Ustunkar G., Akyüz S., Weber G. W., Friedrich C. M., Aydin Son Y.

OPTIMIZATION LETTERS, vol.6, pp.1207-1218, 2012 (SCI-Expanded) identifier identifier

  • Publication Type: Article / Article
  • Volume: 6
  • Publication Date: 2012
  • Doi Number: 10.1007/s11590-011-0419-7
  • Journal Indexes: Science Citation Index Expanded (SCI-EXPANDED), Scopus
  • Page Numbers: pp.1207-1218
  • Keywords: Simulated annealing, Feature selection, Representative SNP selection, SNP-complex disease association, Bioinformatics, OR in computational biology, ALGORITHM
  • Middle East Technical University Affiliated: Yes


After the completion of Human Genome Project in 2003, it is now possible to associate genetic variations in the human genome with common and complex diseases.
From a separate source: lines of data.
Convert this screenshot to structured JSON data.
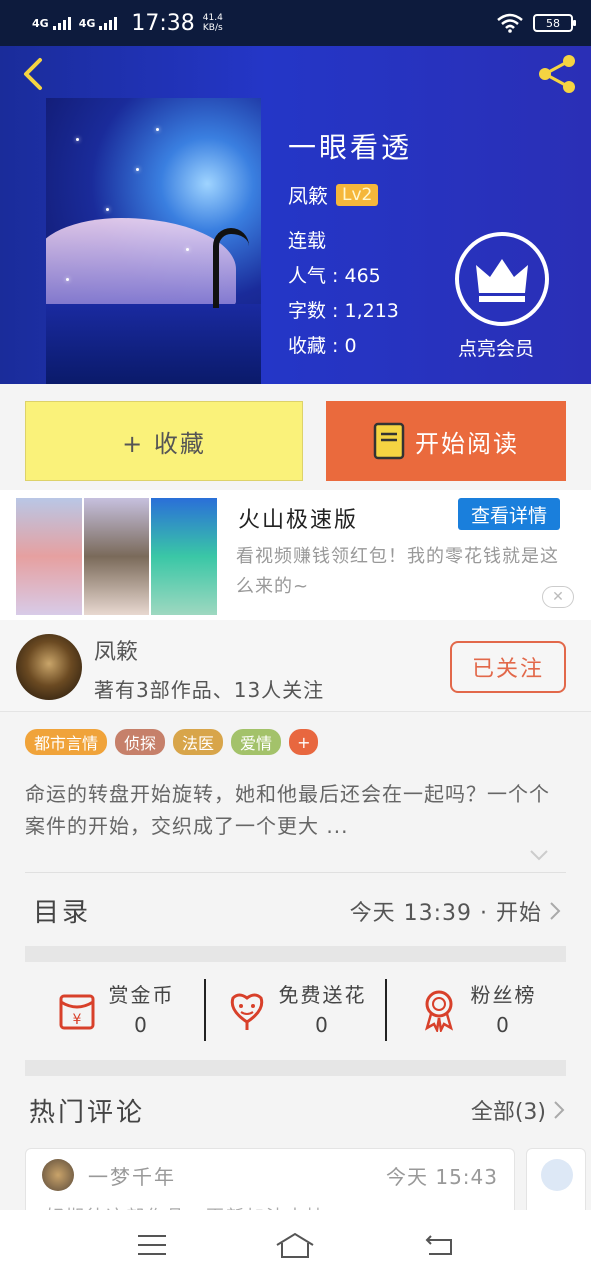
{
  "status_bar": {
    "network1": "4G",
    "network2": "4G",
    "time": "17:38",
    "speed_value": "41.4",
    "speed_unit": "KB/s",
    "battery": "58"
  },
  "book": {
    "title": "一眼看透",
    "author": "凤簌",
    "level": "Lv2",
    "status": "连载",
    "popularity_label": "人气",
    "popularity_value": "465",
    "words_label": "字数",
    "words_value": "1,213",
    "favorites_label": "收藏",
    "favorites_value": "0",
    "vip_label": "点亮会员"
  },
  "buttons": {
    "favorite": "+ 收藏",
    "read": "开始阅读"
  },
  "ad": {
    "title": "火山极速版",
    "details_button": "查看详情",
    "description": "看视频赚钱领红包！我的零花钱就是这么来的~",
    "close_symbol": "✕"
  },
  "author_card": {
    "name": "凤簌",
    "subtitle": "著有3部作品、13人关注",
    "follow_button": "已关注"
  },
  "tags": [
    {
      "label": "都市言情",
      "color": "#f0a33a"
    },
    {
      "label": "侦探",
      "color": "#c6806a"
    },
    {
      "label": "法医",
      "color": "#d8a54a"
    },
    {
      "label": "爱情",
      "color": "#a3c26a"
    },
    {
      "label": "+",
      "color": "#e8673f"
    }
  ],
  "description": "命运的转盘开始旋转，她和他最后还会在一起吗？一个个案件的开始，交织成了一个更大 ...",
  "toc": {
    "label": "目录",
    "latest": "今天 13:39 · 开始"
  },
  "actions": [
    {
      "label": "赏金币",
      "value": "0",
      "icon": "red-envelope-icon"
    },
    {
      "label": "免费送花",
      "value": "0",
      "icon": "flower-icon"
    },
    {
      "label": "粉丝榜",
      "value": "0",
      "icon": "medal-icon"
    }
  ],
  "comments": {
    "title": "热门评论",
    "all_label": "全部(3)",
    "first": {
      "user": "一梦千年",
      "time": "今天 15:43",
      "text": "好期待这部作品，更新加油支持"
    }
  },
  "colors": {
    "header_blue": "#2436c7",
    "read_button": "#ea6a3d",
    "favorite_button": "#faf27a",
    "level_badge": "#f5b73b",
    "ad_button": "#1a7fdc",
    "follow_accent": "#e2684a"
  }
}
The current challenge now is to utilize the genomic data efficiently and to develop tools to improve our understanding of etiology of complex diseases. Many of the algorithms needed to deal with this task were originally developed in management science and operations research (OR). One application is to select a subset of the Single Nucleotide Polymorphism (SNP) biomarkers from the whole SNP set that is informative and small enough for subsequent association studies. In this paper, we present an OR application for representative SNP selection that implements our novel Simulated Annealing (SA) based feature-selection algorithm. We hope that our work will facilitate reliable identification of SNPs that are involved in the etiology of complex diseases and ultimately support timely identification of genomic disease biomarkers and the development of personalized-medicine approaches and targeted drug discoveries.